His pain was fading, somehow. But that couldn't be related to the sword. Swords weren't tools for healing. Still, he gives the make a more thorough examination, having only stolen a small glance at the steel the first time around. While he wasnt a blacksmith, he was most certainly a swordsman, and he balances the handle in his palm with an easy and confident smoothness.
no subject
"You're not, but you should see how it's done. Any fool can work a bellows, and if you can handle precision and consistency maybe you can do some hammering. If not, you can break up some of the salvage, you're strong enough. What me and mine have to do is make a rod of new material and weld it to your sword. Big as it is, it won't take a delicate touch."
Pain is such a subjective, nebulous thing that its ebbing and increasing can be attributed to all kinds of causes. This isn't big and obvious, especially without an actively bleeding, uncovered injury to notice. It could be placebo.

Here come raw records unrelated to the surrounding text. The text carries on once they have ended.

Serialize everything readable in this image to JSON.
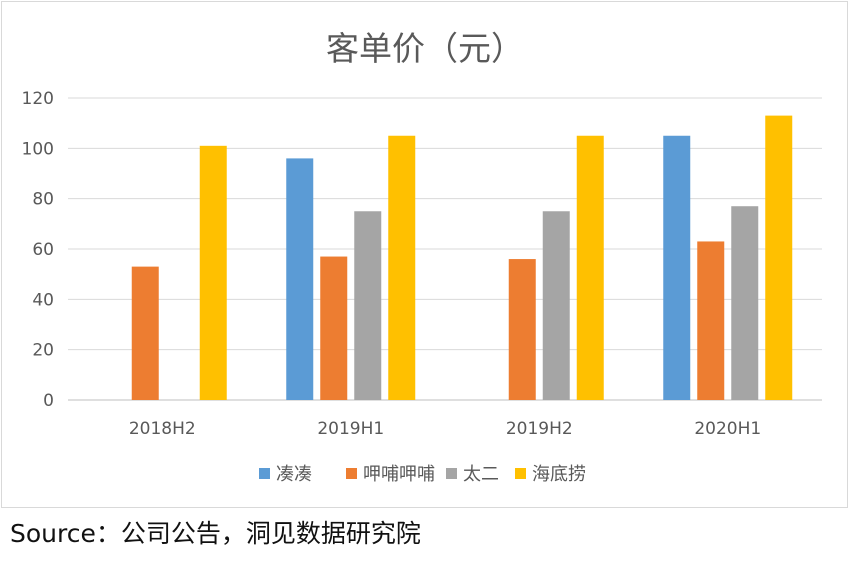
{
  "chart_data": {
    "type": "bar",
    "title": "客单价（元）",
    "categories": [
      "2018H2",
      "2019H1",
      "2019H2",
      "2020H1"
    ],
    "series": [
      {
        "name": "凑凑",
        "color": "#5b9bd5",
        "values": [
          null,
          96,
          null,
          105
        ]
      },
      {
        "name": "呷哺呷哺",
        "color": "#ed7d31",
        "values": [
          53,
          57,
          56,
          63
        ]
      },
      {
        "name": "太二",
        "color": "#a5a5a5",
        "values": [
          null,
          75,
          75,
          77
        ]
      },
      {
        "name": "海底捞",
        "color": "#ffc000",
        "values": [
          101,
          105,
          105,
          113
        ]
      }
    ],
    "ylim": [
      0,
      120
    ],
    "yticks": [
      0,
      20,
      40,
      60,
      80,
      100,
      120
    ],
    "grid": true,
    "legend": "bottom"
  },
  "footer": {
    "source": "Source：公司公告，洞见数据研究院"
  }
}
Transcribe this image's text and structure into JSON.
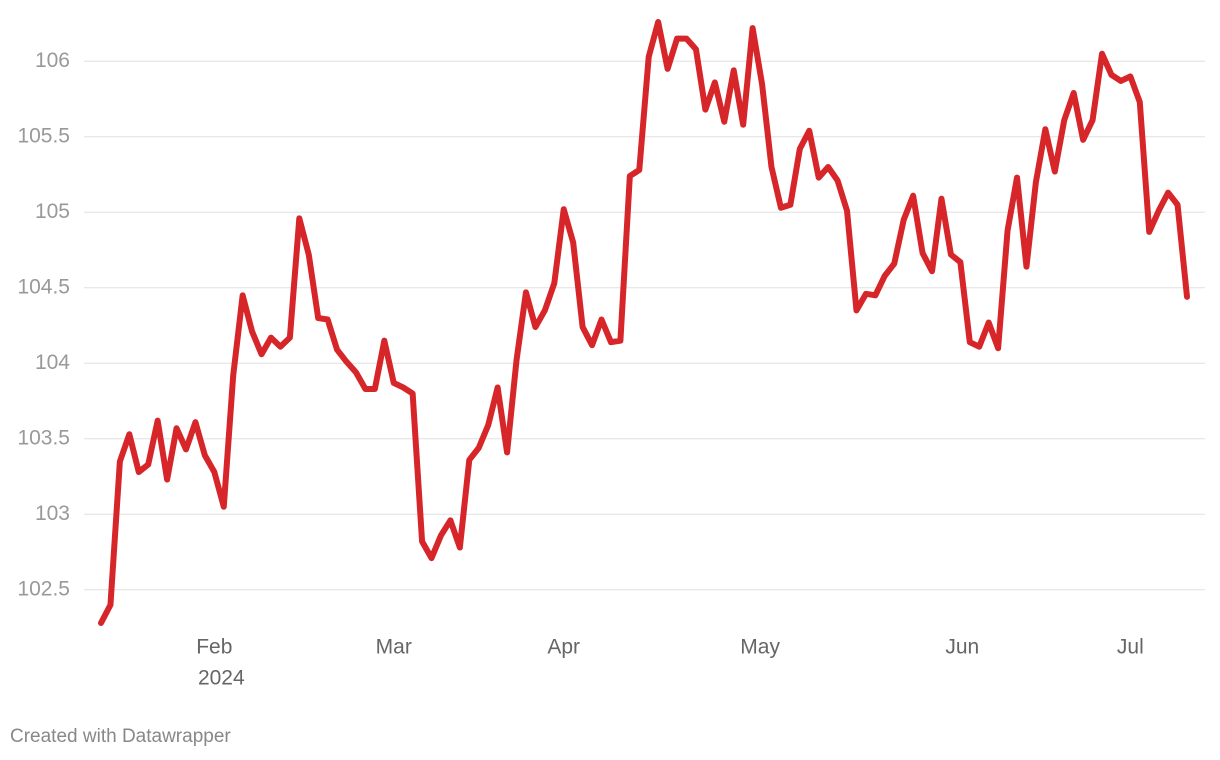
{
  "chart_data": {
    "type": "line",
    "series": [
      {
        "color": "#d7262a",
        "values": [
          102.28,
          102.4,
          103.35,
          103.53,
          103.28,
          103.33,
          103.62,
          103.23,
          103.57,
          103.43,
          103.61,
          103.39,
          103.28,
          103.05,
          103.92,
          104.45,
          104.21,
          104.06,
          104.17,
          104.11,
          104.17,
          104.96,
          104.72,
          104.3,
          104.29,
          104.09,
          104.01,
          103.94,
          103.83,
          103.83,
          104.15,
          103.87,
          103.84,
          103.8,
          102.82,
          102.71,
          102.86,
          102.96,
          102.78,
          103.36,
          103.44,
          103.59,
          103.84,
          103.41,
          104.02,
          104.47,
          104.24,
          104.35,
          104.53,
          105.02,
          104.8,
          104.24,
          104.12,
          104.29,
          104.14,
          104.15,
          105.24,
          105.28,
          106.03,
          106.26,
          105.95,
          106.15,
          106.15,
          106.08,
          105.68,
          105.86,
          105.6,
          105.94,
          105.58,
          106.22,
          105.85,
          105.3,
          105.03,
          105.05,
          105.42,
          105.54,
          105.23,
          105.3,
          105.21,
          105.01,
          104.35,
          104.46,
          104.45,
          104.58,
          104.66,
          104.95,
          105.11,
          104.73,
          104.61,
          105.09,
          104.72,
          104.67,
          104.14,
          104.11,
          104.27,
          104.1,
          104.88,
          105.23,
          104.64,
          105.2,
          105.55,
          105.27,
          105.61,
          105.79,
          105.48,
          105.61,
          106.05,
          105.91,
          105.87,
          105.9,
          105.73,
          104.87,
          105.01,
          105.13,
          105.05,
          104.44
        ]
      }
    ],
    "xlim": [
      0,
      115
    ],
    "xticks": [
      {
        "value": 12,
        "label": "Feb"
      },
      {
        "value": 31,
        "label": "Mar"
      },
      {
        "value": 49,
        "label": "Apr"
      },
      {
        "value": 69.8,
        "label": "May"
      },
      {
        "value": 91.2,
        "label": "Jun"
      },
      {
        "value": 109,
        "label": "Jul"
      }
    ],
    "xtick_sublabel": "2024",
    "ylim": [
      102.3,
      106.3
    ],
    "yticks": [
      102.5,
      103,
      103.5,
      104,
      104.5,
      105,
      105.5,
      106
    ],
    "grid": true,
    "footer": "Created with Datawrapper"
  }
}
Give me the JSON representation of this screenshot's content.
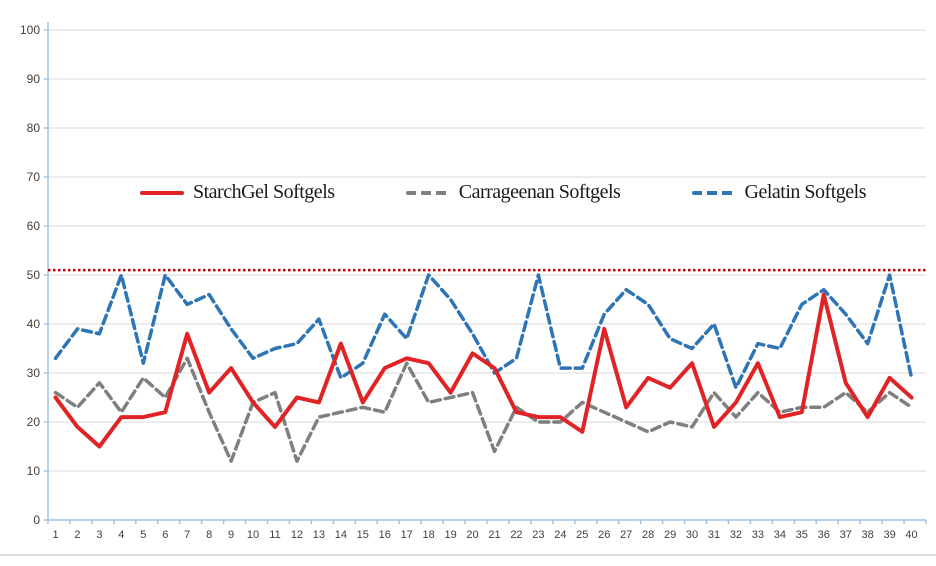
{
  "chart_data": {
    "type": "line",
    "x": [
      1,
      2,
      3,
      4,
      5,
      6,
      7,
      8,
      9,
      10,
      11,
      12,
      13,
      14,
      15,
      16,
      17,
      18,
      19,
      20,
      21,
      22,
      23,
      24,
      25,
      26,
      27,
      28,
      29,
      30,
      31,
      32,
      33,
      34,
      35,
      36,
      37,
      38,
      39,
      40
    ],
    "series": [
      {
        "name": "StarchGel Softgels",
        "color": "#e02426",
        "style": "solid",
        "width": 4,
        "values": [
          25,
          19,
          15,
          21,
          21,
          22,
          38,
          26,
          31,
          24,
          19,
          25,
          24,
          36,
          24,
          31,
          33,
          32,
          26,
          34,
          31,
          22,
          21,
          21,
          18,
          39,
          23,
          29,
          27,
          32,
          19,
          24,
          32,
          21,
          22,
          46,
          28,
          21,
          29,
          25
        ]
      },
      {
        "name": "Carrageenan Softgels",
        "color": "#7f7f7f",
        "style": "dashed",
        "width": 3.5,
        "values": [
          26,
          23,
          28,
          22,
          29,
          25,
          33,
          22,
          12,
          24,
          26,
          12,
          21,
          22,
          23,
          22,
          32,
          24,
          25,
          26,
          14,
          23,
          20,
          20,
          24,
          22,
          20,
          18,
          20,
          19,
          26,
          21,
          26,
          22,
          23,
          23,
          26,
          22,
          26,
          23
        ]
      },
      {
        "name": "Gelatin Softgels",
        "color": "#2e75b6",
        "style": "dashed",
        "width": 3.5,
        "values": [
          33,
          39,
          38,
          50,
          32,
          50,
          44,
          46,
          39,
          33,
          35,
          36,
          41,
          29,
          32,
          42,
          37,
          50,
          45,
          38,
          30,
          33,
          50,
          31,
          31,
          42,
          47,
          44,
          37,
          35,
          40,
          27,
          36,
          35,
          44,
          47,
          42,
          36,
          50,
          29
        ]
      }
    ],
    "reference_line": {
      "value": 51,
      "color": "#c00000",
      "style": "dotted",
      "width": 2.5
    },
    "ylim": [
      0,
      100
    ],
    "ytick_step": 10,
    "grid": "horizontal",
    "legend_position": "inside-top",
    "title": "",
    "xlabel": "",
    "ylabel": ""
  },
  "axes": {
    "y_tick_labels": [
      "0",
      "10",
      "20",
      "30",
      "40",
      "50",
      "60",
      "70",
      "80",
      "90",
      "100"
    ],
    "x_tick_labels": [
      "1",
      "2",
      "3",
      "4",
      "5",
      "6",
      "7",
      "8",
      "9",
      "10",
      "11",
      "12",
      "13",
      "14",
      "15",
      "16",
      "17",
      "18",
      "19",
      "20",
      "21",
      "22",
      "23",
      "24",
      "25",
      "26",
      "27",
      "28",
      "29",
      "30",
      "31",
      "32",
      "33",
      "34",
      "35",
      "36",
      "37",
      "38",
      "39",
      "40"
    ]
  },
  "colors": {
    "gridline": "#d9d9d9",
    "axis": "#9dc3e6",
    "tick_label": "#3f3f3f",
    "background": "#ffffff"
  }
}
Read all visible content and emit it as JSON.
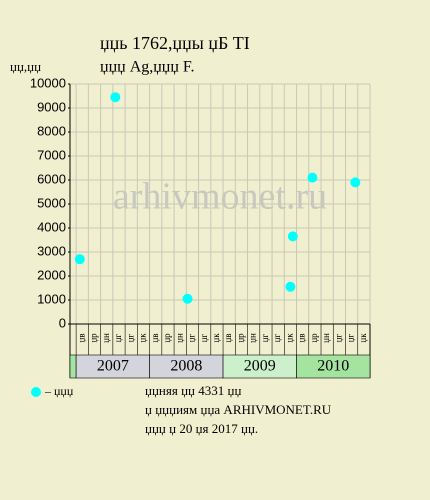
{
  "chart_data": {
    "type": "scatter",
    "title": "џџь 1762,џџы џБ TI",
    "subtitle": "џџџ Ag,џџџ F.",
    "y_label": "џџ,џџ",
    "watermark": "arhivmonet.ru",
    "categories": [
      "џв",
      "џр",
      "џн",
      "џг",
      "џг",
      "џк",
      "џв",
      "џр",
      "џн",
      "џг",
      "џг",
      "џк",
      "џв",
      "џр",
      "џн",
      "џг",
      "џг",
      "џк",
      "џв",
      "џр",
      "џн",
      "џг",
      "џг",
      "џк"
    ],
    "years": [
      {
        "label": "2007",
        "color": "#d4d4dc"
      },
      {
        "label": "2008",
        "color": "#d4d4dc"
      },
      {
        "label": "2009",
        "color": "#ccf0cc"
      },
      {
        "label": "2010",
        "color": "#a4e4a0"
      }
    ],
    "series": [
      {
        "name": "– џџџ",
        "color": "#00ffff",
        "x": [
          0.3,
          3.2,
          9.1,
          17.5,
          17.7,
          19.3,
          22.8
        ],
        "values": [
          2700,
          9450,
          1050,
          1550,
          3650,
          6100,
          5900
        ]
      }
    ],
    "xlim": [
      -0.5,
      24
    ],
    "ylim": [
      0,
      10000
    ],
    "yticks": [
      0,
      1000,
      2000,
      3000,
      4000,
      5000,
      6000,
      7000,
      8000,
      9000,
      10000
    ],
    "grid": true,
    "notes": [
      "џџняя џџ 4331 џџ",
      "џ џџџиям џџа ARHIVMONET.RU",
      "џџџ џ 20 џя 2017 џџ."
    ]
  }
}
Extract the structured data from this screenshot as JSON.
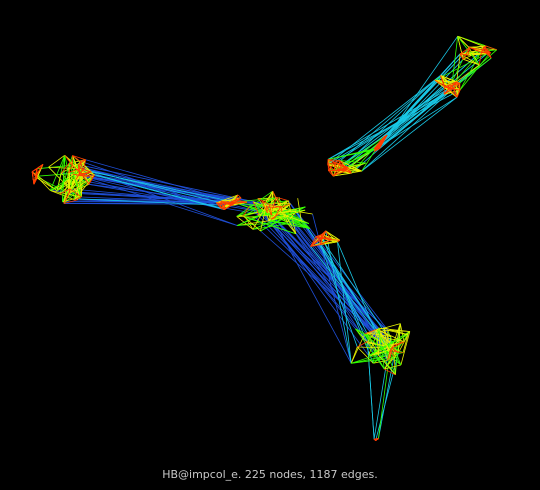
{
  "caption": "HB@impcol_e. 225 nodes, 1187 edges.",
  "graph": {
    "nodes": 225,
    "edges": 1187
  },
  "colors": {
    "background": "#000000",
    "edge_long": "#1f4fd8",
    "edge_mid": "#19c8e6",
    "edge_short": "#32ff00",
    "edge_shorter": "#e6f000",
    "edge_shortest": "#ff3c00",
    "caption": "#c8c8c8"
  }
}
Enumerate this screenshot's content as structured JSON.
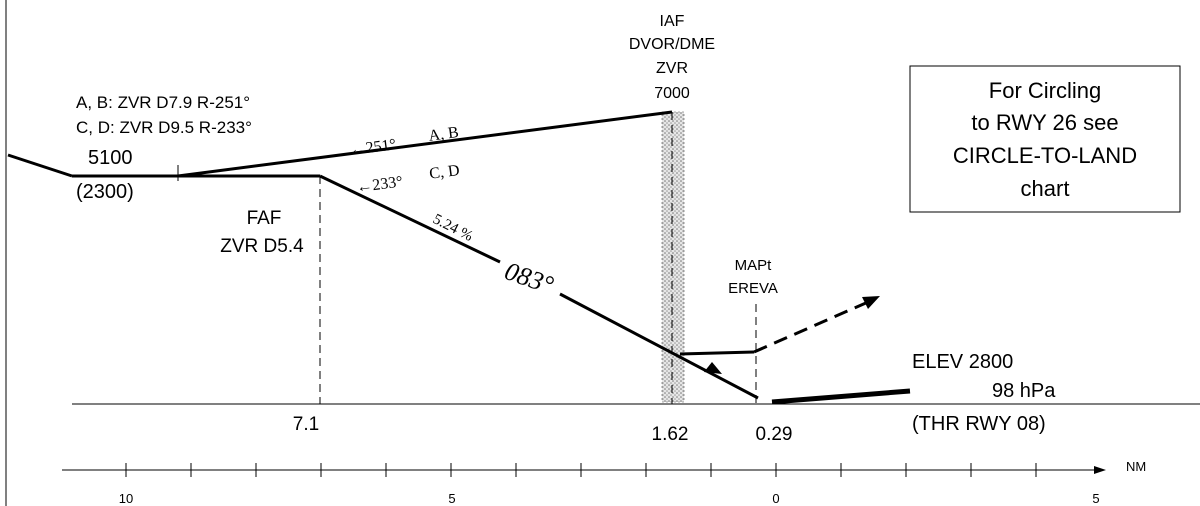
{
  "iaf": {
    "label": "IAF",
    "facility": "DVOR/DME",
    "ident": "ZVR",
    "altitude": "7000"
  },
  "fix_note": {
    "ab": "A, B:  ZVR D7.9 R-251°",
    "cd": "C, D:  ZVR D9.5 R-233°"
  },
  "initial_altitude": {
    "msl": "5100",
    "height": "(2300)"
  },
  "tracks": {
    "ab_arrow": "←251°",
    "ab_cat": "A, B",
    "cd_arrow": "←233°",
    "cd_cat": "C, D"
  },
  "faf": {
    "label": "FAF",
    "distance": "ZVR D5.4"
  },
  "descent": {
    "gradient": "5.24 %",
    "course": "083°"
  },
  "mapt": {
    "label": "MAPt",
    "name": "EREVA"
  },
  "circling_note": {
    "line1": "For Circling",
    "line2": "to RWY 26 see",
    "line3": "CIRCLE-TO-LAND",
    "line4": "chart"
  },
  "threshold": {
    "elev": "ELEV 2800",
    "pressure": "98 hPa",
    "rwy": "(THR RWY 08)"
  },
  "distances": {
    "faf": "7.1",
    "iaf": "1.62",
    "mapt": "0.29"
  },
  "scale": {
    "unit": "NM",
    "ticks": [
      "10",
      "5",
      "0",
      "5"
    ]
  }
}
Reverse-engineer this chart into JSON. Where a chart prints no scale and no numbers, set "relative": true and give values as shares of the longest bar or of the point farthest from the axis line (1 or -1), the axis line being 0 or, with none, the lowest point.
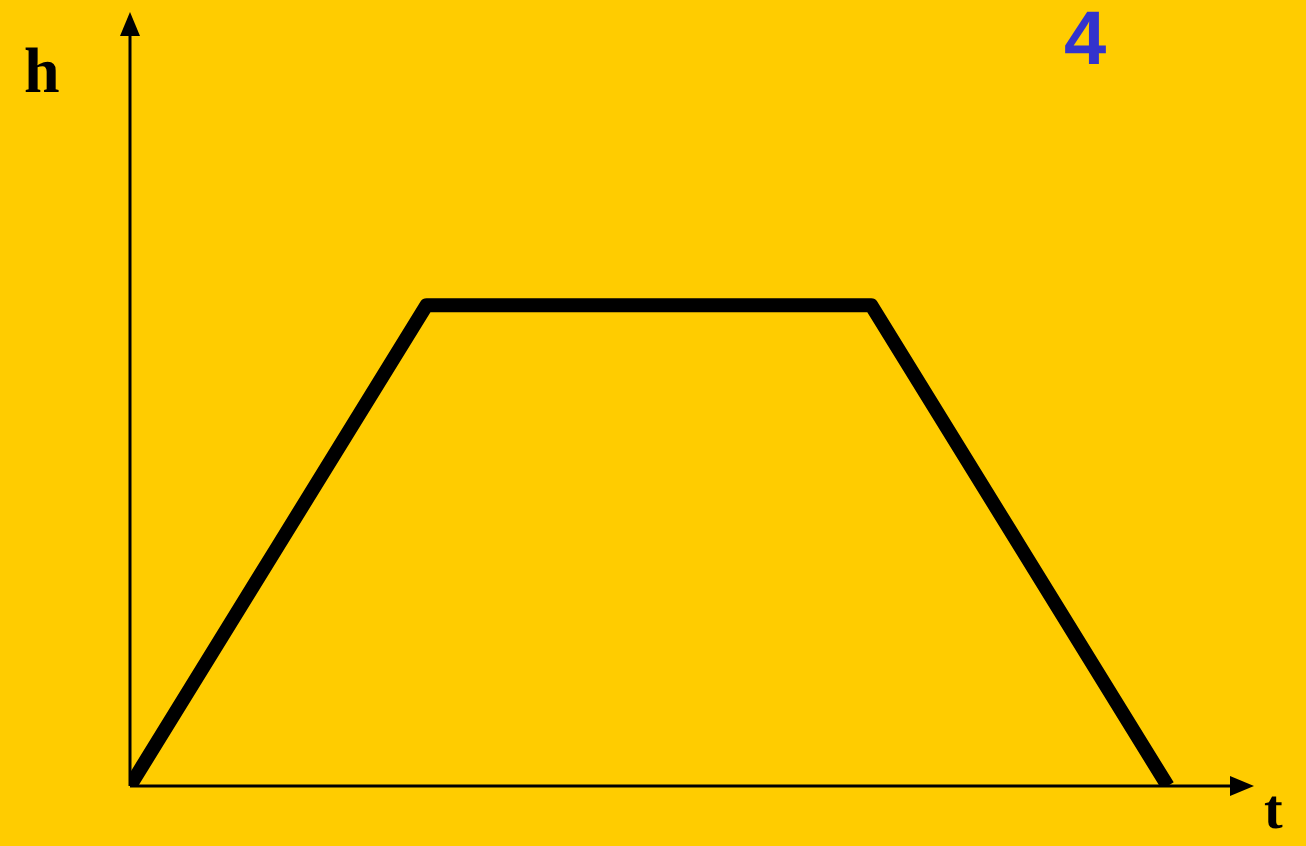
{
  "chart_data": {
    "type": "line",
    "relative": true,
    "ylabel": "h",
    "xlabel": "t",
    "annotations": [
      "4"
    ],
    "categories": [
      null,
      null,
      null,
      null,
      null,
      null,
      null,
      null
    ],
    "marker": "none",
    "line_style": "solid",
    "series": [
      {
        "color": "#000000",
        "values": [
          0,
          0.5,
          1,
          1,
          1,
          1,
          0.5,
          0
        ]
      }
    ]
  }
}
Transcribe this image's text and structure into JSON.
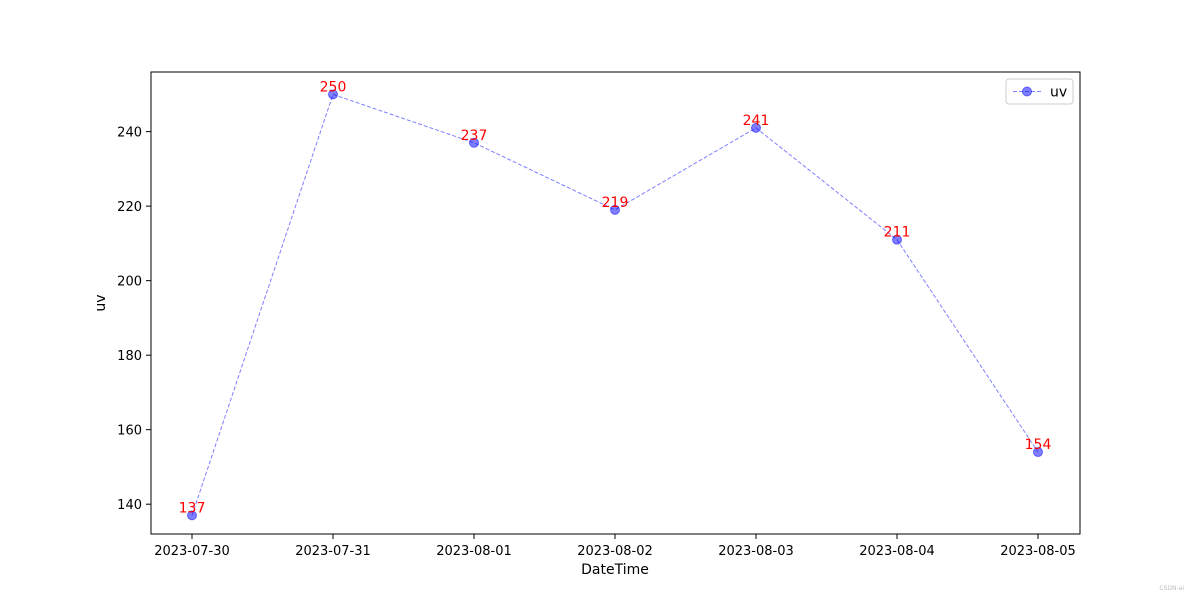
{
  "chart_data": {
    "type": "line",
    "title": "",
    "xlabel": "DateTime",
    "ylabel": "uv",
    "categories": [
      "2023-07-30",
      "2023-07-31",
      "2023-08-01",
      "2023-08-02",
      "2023-08-03",
      "2023-08-04",
      "2023-08-05"
    ],
    "series": [
      {
        "name": "uv",
        "values": [
          137,
          250,
          237,
          219,
          241,
          211,
          154
        ],
        "color": "#0000ff",
        "line_style": "dashed",
        "marker": "circle",
        "alpha": 0.5
      }
    ],
    "data_label_color": "#ff0000",
    "ylim": [
      132,
      256
    ],
    "yticks": [
      140,
      160,
      180,
      200,
      220,
      240
    ],
    "grid": false,
    "legend_position": "top-right"
  },
  "watermark": "CSDN-ai"
}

There's not much to notice about the sword that he hadn't seen before. It's elegant rather than ostentatious but still a decidedly fancier weapon than the ones Guts is familiar with. Curving blackened quillions clasp the blade and mark the transition from it to the hilt, with its gently flared weighted pommel and the blue river stone set into it. The stone is not a gem or even semiprecious, but it's polished and gleams dimly. That handle-sword join is completely sound and those crescent quillions are sturdy enough that they must have been made able to be able to serve as spikes. The maker's mark is four characters, not letters typically found in Midland, etched into the blade.
It must seem very light to him, but it's still the active weight of live steel and has good balance. Both edges are very sharp and the metal has a subtle, abstract rippling pattern, hard to discern clearly except in sunlight, lent by the many small individual chunks of steel that made up this blade.